The report noted that the problem is caused by home price growth far outpacing wage growth over the past five years of the housing recovery.
“Our data shows median home prices nationwide are up 64 percent since bottoming out in Q1 2012, while average weekly wages are only up 4 percent over that same time period,” Blomquist said. “This is partly because home prices had overcorrected on the downside during the Great Recession and so have been catching up.”
Additionally, in many markets (41 percent), home prices have caught up to wages and yet in the majority of those markets (90 percent) home price appreciation continues to outpace wage growth.

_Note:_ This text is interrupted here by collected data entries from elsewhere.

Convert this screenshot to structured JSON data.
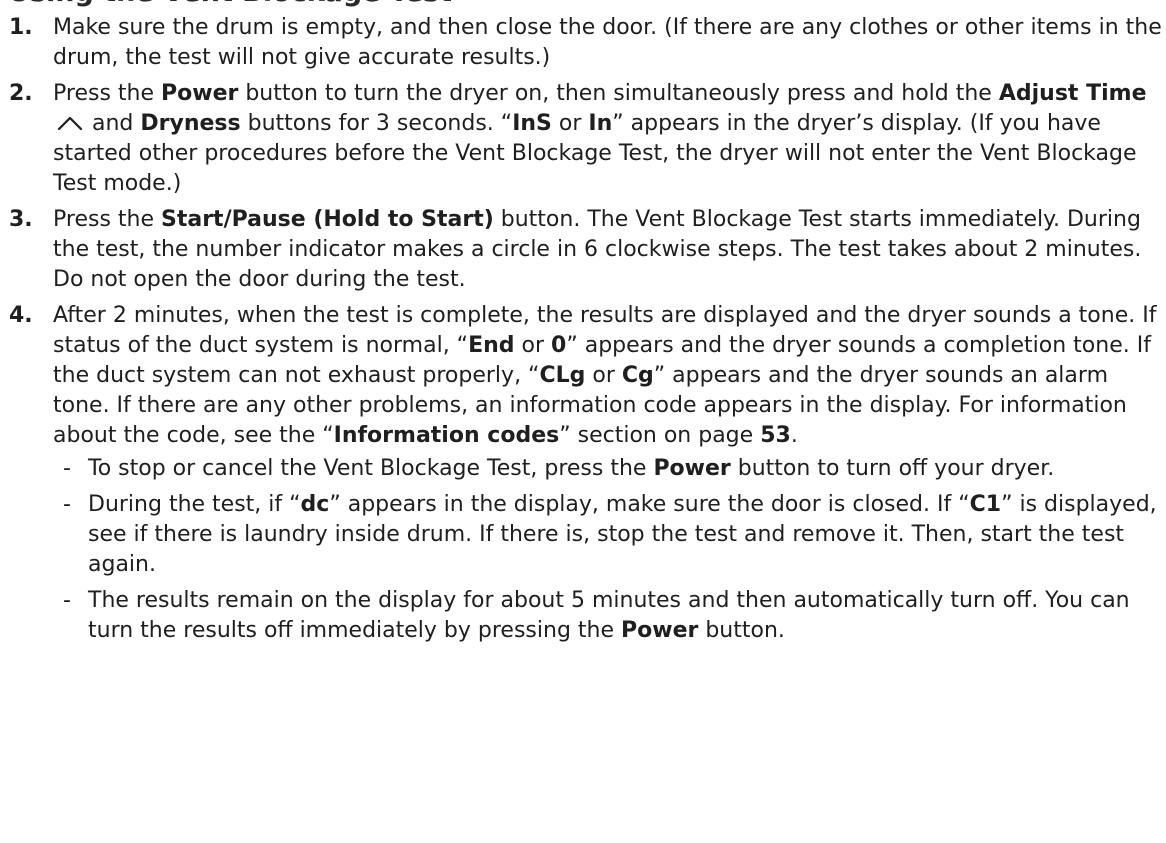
{
  "heading": "Using the Vent Blockage Test",
  "steps": {
    "s1": {
      "num": "1.",
      "t1": "Make sure the drum is empty, and then close the door. (If there are any clothes or other items in the drum, the test will not give accurate results.)"
    },
    "s2": {
      "num": "2.",
      "t1": "Press the ",
      "b1": "Power",
      "t2": " button to turn the dryer on, then simultaneously press and hold the ",
      "b2": "Adjust Time",
      "icon": "chevron-up-icon",
      "t3": " and ",
      "b3": "Dryness",
      "t4": " buttons for 3 seconds. “",
      "b4": "InS",
      "t5": " or ",
      "b5": "In",
      "t6": "” appears in the dryer’s display. (If you have started other procedures before the Vent Blockage Test, the dryer will not enter the Vent Blockage Test mode.)"
    },
    "s3": {
      "num": "3.",
      "t1": "Press the ",
      "b1": "Start/Pause (Hold to Start)",
      "t2": " button. The Vent Blockage Test starts immediately. During the test, the number indicator makes a circle in 6 clockwise steps. The test takes about 2 minutes. Do not open the door during the test."
    },
    "s4": {
      "num": "4.",
      "t1": "After 2 minutes, when the test is complete, the results are displayed and the dryer sounds a tone. If status of the duct system is normal, “",
      "b1": "End",
      "t2": " or ",
      "b2": "0",
      "t3": "” appears and the dryer sounds a completion tone. If the duct system can not exhaust properly, “",
      "b3": "CLg",
      "t4": " or ",
      "b4": "Cg",
      "t5": "” appears and the dryer sounds an alarm tone. If there are any other problems, an information code appears in the display. For information about the code, see the “",
      "b5": "Information codes",
      "t6": "” section on page ",
      "b6": "53",
      "t7": ".",
      "bullets": {
        "dash": "-",
        "a": {
          "t1": "To stop or cancel the Vent Blockage Test, press the ",
          "b1": "Power",
          "t2": " button to turn off your dryer."
        },
        "b": {
          "t1": "During the test, if “",
          "b1": "dc",
          "t2": "” appears in the display, make sure the door is closed. If “",
          "b2": "C1",
          "t3": "” is displayed, see if there is laundry inside drum. If there is, stop the test and remove it. Then, start the test again."
        },
        "c": {
          "t1": "The results remain on the display for about 5 minutes and then automatically turn off. You can turn the results off immediately by pressing the ",
          "b1": "Power",
          "t2": " button."
        }
      }
    }
  }
}
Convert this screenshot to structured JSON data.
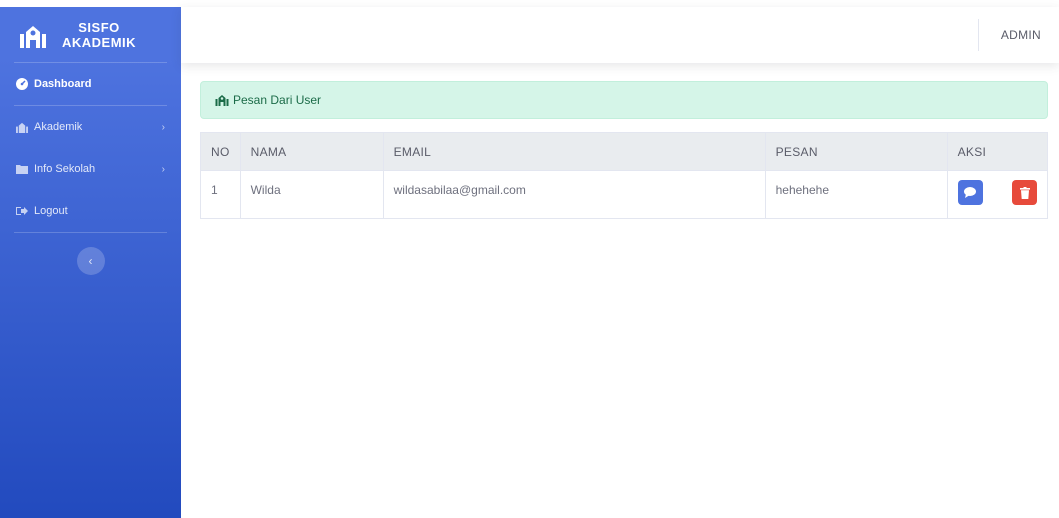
{
  "brand": {
    "line1": "SISFO",
    "line2": "AKADEMIK"
  },
  "sidebar": {
    "items": [
      {
        "label": "Dashboard",
        "icon": "tachometer-icon"
      },
      {
        "label": "Akademik",
        "icon": "school-icon"
      },
      {
        "label": "Info Sekolah",
        "icon": "folder-icon"
      },
      {
        "label": "Logout",
        "icon": "sign-out-icon"
      }
    ],
    "chevron": "›",
    "toggle": "‹"
  },
  "topbar": {
    "user": "ADMIN"
  },
  "alert": {
    "text": "Pesan Dari User"
  },
  "table": {
    "headers": [
      "NO",
      "NAMA",
      "EMAIL",
      "PESAN",
      "AKSI"
    ],
    "rows": [
      {
        "no": "1",
        "nama": "Wilda",
        "email": "wildasabilaa@gmail.com",
        "pesan": "hehehehe"
      }
    ]
  },
  "colors": {
    "primary": "#4e73df",
    "danger": "#e74a3b",
    "alert_bg": "#d5f5e8"
  }
}
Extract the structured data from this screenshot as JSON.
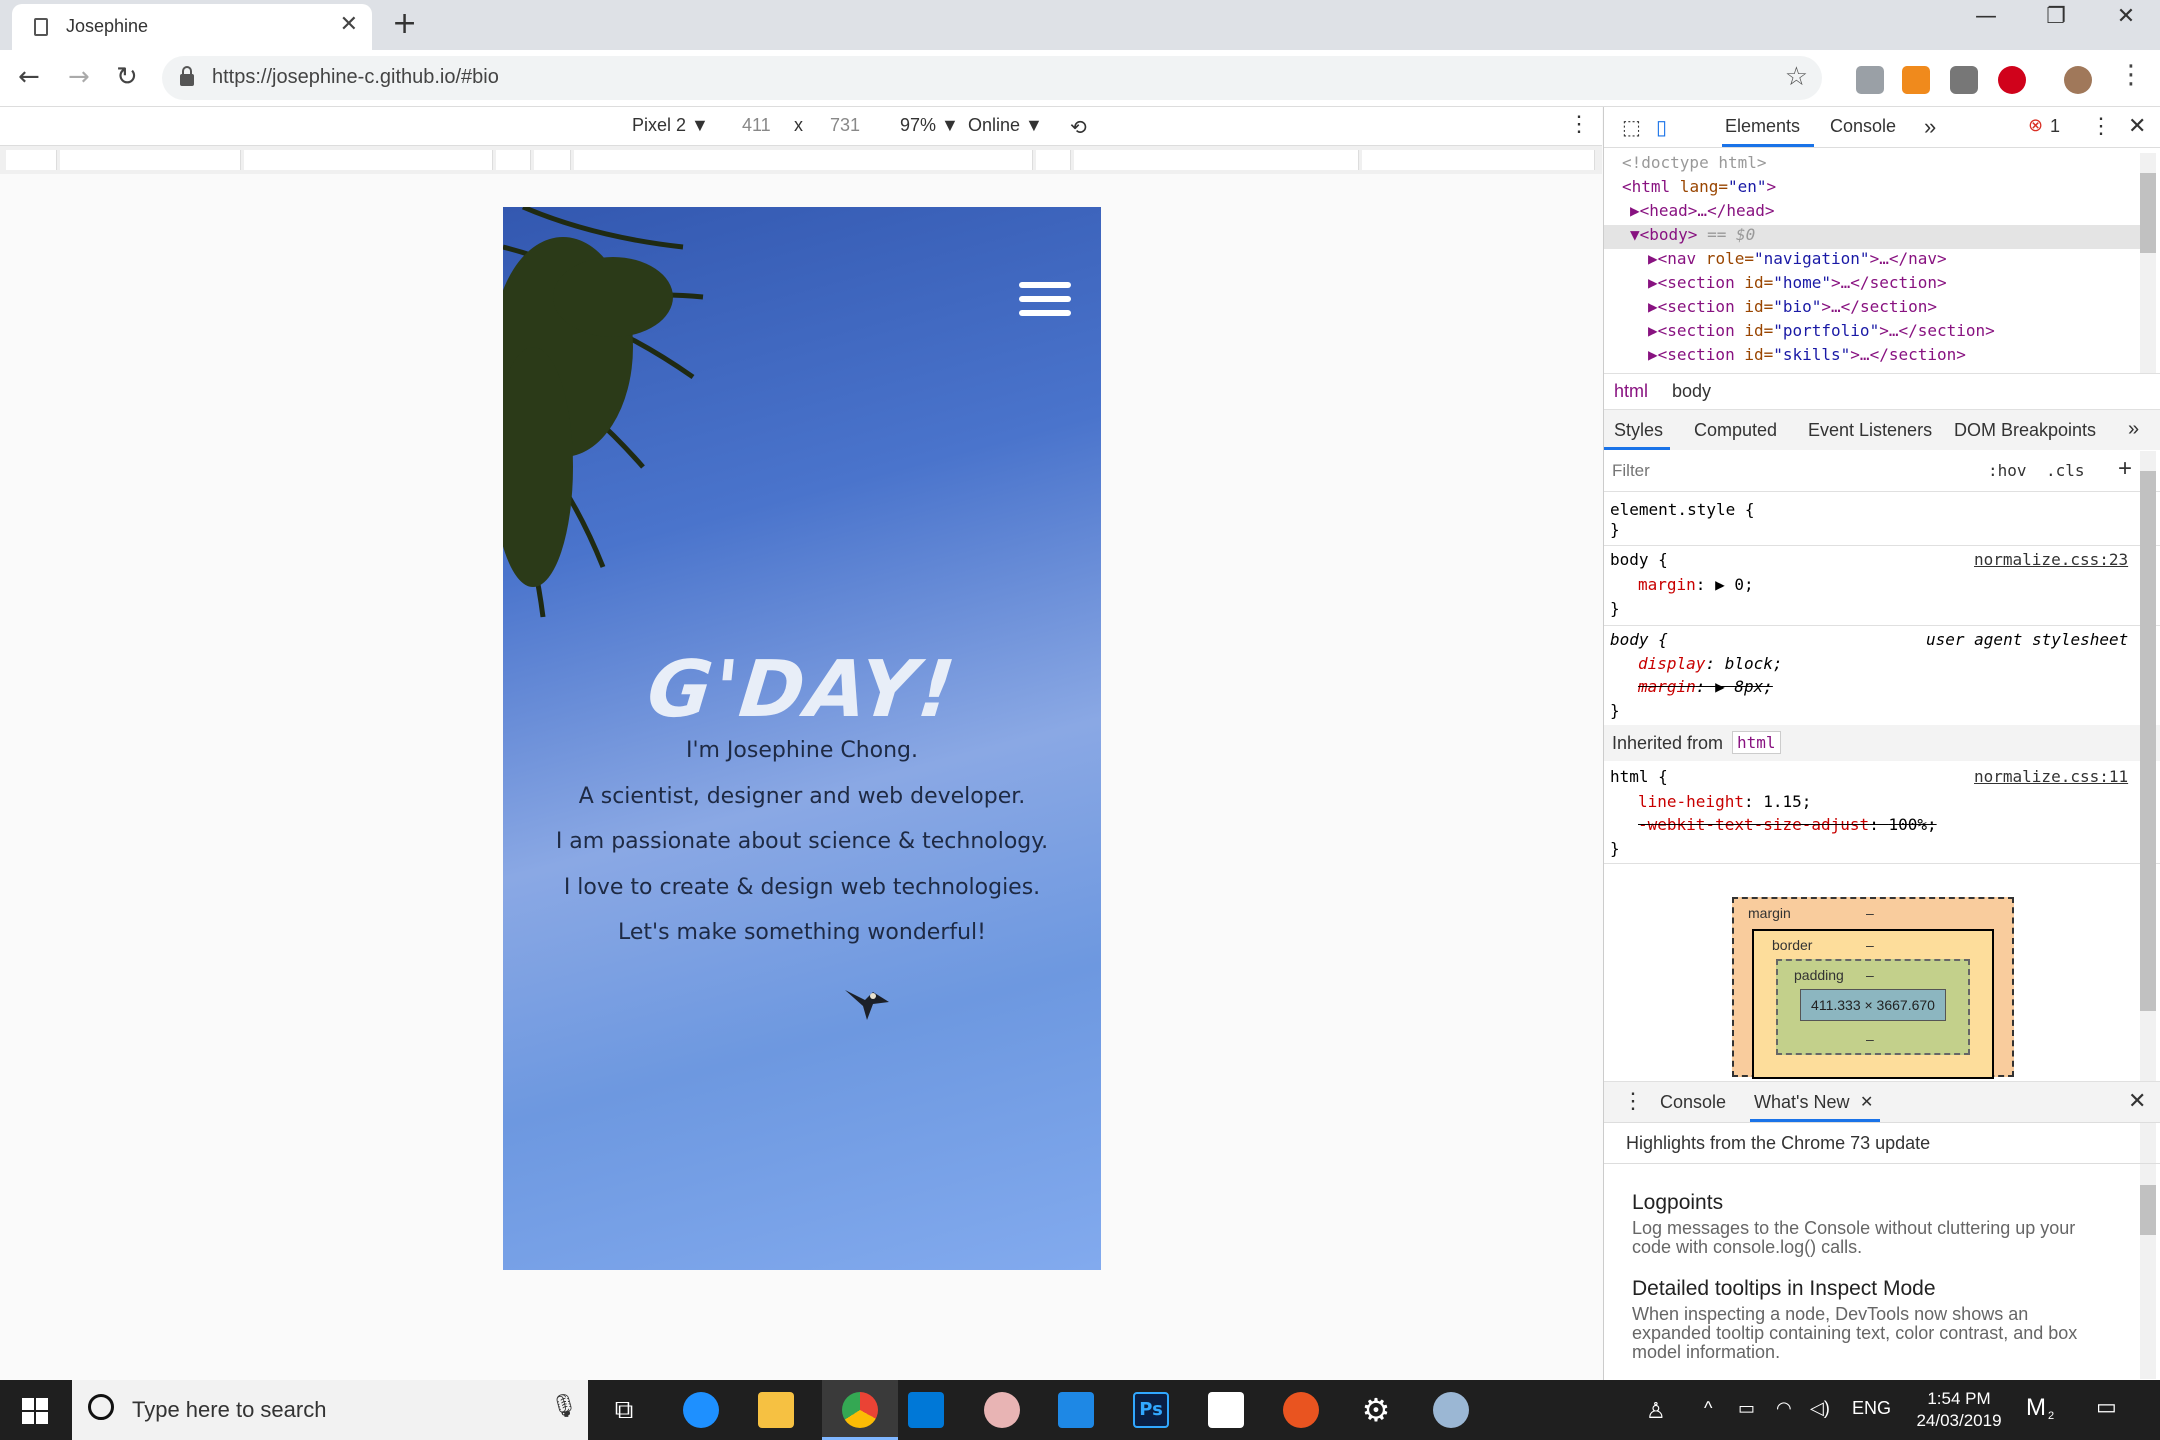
{
  "browser": {
    "tab_title": "Josephine",
    "url": "https://josephine-c.github.io/#bio",
    "colors": {
      "chrome_bg": "#dee1e6",
      "toolbar_bg": "#ffffff"
    }
  },
  "device_toolbar": {
    "device": "Pixel 2 ▼",
    "width": "411",
    "x": "x",
    "height": "731",
    "zoom": "97% ▼",
    "network": "Online ▼"
  },
  "page": {
    "heading": "G'DAY!",
    "lines": [
      "I'm Josephine Chong.",
      "A scientist, designer and web developer.",
      "I am passionate about science & technology.",
      "I love to create & design web technologies.",
      "Let's make something wonderful!"
    ]
  },
  "devtools": {
    "tabs": {
      "elements": "Elements",
      "console": "Console",
      "more": "»",
      "errors": "1"
    },
    "dom": [
      {
        "text": "<!doctype html>"
      },
      {
        "tag": "<html",
        "attr": " lang=",
        "val": "\"en\"",
        "end": ">"
      },
      {
        "tag": "▶<head>…</head>"
      },
      {
        "tag": "▼<body>",
        "extra": " == $0"
      },
      {
        "tag": "▶<nav",
        "attr": " role=",
        "val": "\"navigation\"",
        "end": ">…</nav>"
      },
      {
        "tag": "▶<section",
        "attr": " id=",
        "val": "\"home\"",
        "end": ">…</section>"
      },
      {
        "tag": "▶<section",
        "attr": " id=",
        "val": "\"bio\"",
        "end": ">…</section>"
      },
      {
        "tag": "▶<section",
        "attr": " id=",
        "val": "\"portfolio\"",
        "end": ">…</section>"
      },
      {
        "tag": "▶<section",
        "attr": " id=",
        "val": "\"skills\"",
        "end": ">…</section>"
      }
    ],
    "breadcrumb": [
      "html",
      "body"
    ],
    "subtabs": [
      "Styles",
      "Computed",
      "Event Listeners",
      "DOM Breakpoints",
      "»"
    ],
    "filter_placeholder": "Filter",
    "hov": ":hov",
    "cls": ".cls",
    "styles": {
      "element_style": "element.style {",
      "close": "}",
      "rule1_sel": "body {",
      "rule1_src": "normalize.css:23",
      "rule1_prop": "margin",
      "rule1_val": "▶ 0;",
      "rule2_sel": "body {",
      "rule2_src": "user agent stylesheet",
      "rule2_prop1": "display",
      "rule2_val1": "block;",
      "rule2_prop2": "margin",
      "rule2_val2": "▶ 8px;",
      "inherited_label": "Inherited from",
      "inherited_tag": "html",
      "rule3_sel": "html {",
      "rule3_src": "normalize.css:11",
      "rule3_prop1": "line-height",
      "rule3_val1": "1.15;",
      "rule3_prop2": "-webkit-text-size-adjust",
      "rule3_val2": "100%;"
    },
    "box_model": {
      "margin": "margin",
      "border": "border",
      "padding": "padding",
      "dash": "–",
      "content": "411.333 × 3667.670"
    },
    "drawer": {
      "tabs": [
        "Console",
        "What's New"
      ],
      "highlight": "Highlights from the Chrome 73 update",
      "items": [
        {
          "title": "Logpoints",
          "desc": "Log messages to the Console without cluttering up your code with console.log() calls."
        },
        {
          "title": "Detailed tooltips in Inspect Mode",
          "desc": "When inspecting a node, DevTools now shows an expanded tooltip containing text, color contrast, and box model information."
        }
      ]
    }
  },
  "taskbar": {
    "search_placeholder": "Type here to search",
    "time": "1:54 PM",
    "date": "24/03/2019",
    "lang": "ENG",
    "notif_count": "2"
  }
}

Blomquist noted that’s likely due to migration patterns—as international buyers migrating to the highest-priced coastal markets still see those markets as a bargain and a safe haven for their cash compared to other international housing markets.
“It’s a bit of a game of musical chairs that could end badly for some markets and some players when the music stops,” he said.
The affordable housing sector is addressing these issues and changes in zoning that allow for denser housing that is more affordable is one solution, particularly for the high-priced coastal markets with limited geographic space and a high share of single family homes, which are the antithesis of dense housing.
“Densification of housing could also be a good option for markets like Denver and Austin that have quickly become bastions of unaffordability in middle America,” Blomquist said. “Rising wages would lift all affordability boats, but that is a bit harder to implement with policy.”
By the Numbers
Among the 446 counties analyzed in the report, 181 were less affordable than their historic affordability averages in the first quarter of 2018, up from 35 percent of counties in the previous quarter.
The 41 percent of markets that are less affordable than their historic affordability averages is up from 24 percent of markets a year ago, and that share has been steadily trending higher over the past five years, although it is still well below the nearly 100 percent of markets that were less affordable than their historical affordability averages back in the 2005-to-2008 housing boom.